Most people have no idea how deep the sadness reaches when your husband does not want you and puts you on a shelf. When people pay you compliments it makes you want to throw up. Because everyone thinks you’re pretty but the one person you want to think so. This pain is the most soul rotting feeling I have ever known and I must know it alone.
It’s important to remember that studies show most married couples report a high level of satisfaction with their sex lives. But reading through the online comments from our readers reveals the despair that many couples feel over this issue. (Included in the comments were a number of e-mails from husbands asking why we didn’t address the opposite problem … sound familiar?)
Something else became evident in the stories told by readers: Their sexual dysfunction was usually not the cause of problems in their marriage, but the result of these problems. They illustrate a truth that is taught at our Weekend to Remember marriage getaways—that “sexual intimacy between husband and wife is a reflection of a couple’s oneness.”
In other words, difficulties in a couple’s sex life often reflect deeper issues in their relationship. Are they enjoying companionship together? Are they growing in spiritual intimacy? Is anything threatening their commitment to each other? Is there unresolved conflict?
Another issue that came up repeatedly in the comments was pornography. It is evident that porn plays a large role in the dysfunction experienced by many couples. As one wife wrote:
Being rejected deflates my sense of womanhood and femininity. It's as if I'm not a person in his eyes. Our barricade to intimacy was his porn habit/addiction. Porn and masturbation do not help a man develop communication skills, nor a desire to give during sex. The other issue coming out of this is that a wife then has to guard her heart and body from other men. Without that protection of intimacy from her husband she needs, she's left open and unprotected. Only by the grace of God was I able to resist temptation long enough to flee it. A man lost to this leaves his wife with a lonely battle. I love this man, but often I really want to be free of this lonely ache that makes me feel like his roommate but not his wife. It's not about being unattractive, it's about fantasy and reality crashing between our sheets.
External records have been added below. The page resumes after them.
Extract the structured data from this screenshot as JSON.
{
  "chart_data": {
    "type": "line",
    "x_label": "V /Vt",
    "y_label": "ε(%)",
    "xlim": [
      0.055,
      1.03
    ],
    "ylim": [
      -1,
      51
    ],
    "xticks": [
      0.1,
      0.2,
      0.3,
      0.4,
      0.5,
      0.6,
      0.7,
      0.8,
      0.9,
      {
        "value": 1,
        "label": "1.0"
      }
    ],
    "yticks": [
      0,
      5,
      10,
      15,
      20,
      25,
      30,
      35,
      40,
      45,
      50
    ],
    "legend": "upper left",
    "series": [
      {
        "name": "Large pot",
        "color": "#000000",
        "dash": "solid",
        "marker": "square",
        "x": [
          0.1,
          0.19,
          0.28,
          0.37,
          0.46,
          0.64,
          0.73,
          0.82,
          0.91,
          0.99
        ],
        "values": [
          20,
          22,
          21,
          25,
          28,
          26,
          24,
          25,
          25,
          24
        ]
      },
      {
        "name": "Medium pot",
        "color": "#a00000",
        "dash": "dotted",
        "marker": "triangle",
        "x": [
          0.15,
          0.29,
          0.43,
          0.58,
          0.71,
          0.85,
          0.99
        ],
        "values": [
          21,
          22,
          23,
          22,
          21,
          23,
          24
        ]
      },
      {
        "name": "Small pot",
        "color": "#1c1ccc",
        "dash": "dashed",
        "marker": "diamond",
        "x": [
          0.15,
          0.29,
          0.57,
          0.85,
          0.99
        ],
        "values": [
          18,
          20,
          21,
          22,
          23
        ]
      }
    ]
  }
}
There are, of course, no simple answers for situations like these. When a couple is experiencing lack of intimacy to this degree, they need to reach out beyond themselves for help. As Dennis Rainey writes, “Find a pastor, a counselor, or another godly man in whom you can confide. Do it for the sake of your marriage and family. Step out of the shadows of isolation and into the healing from the One who gives ‘every good and perfect gift’ (James 1:17).”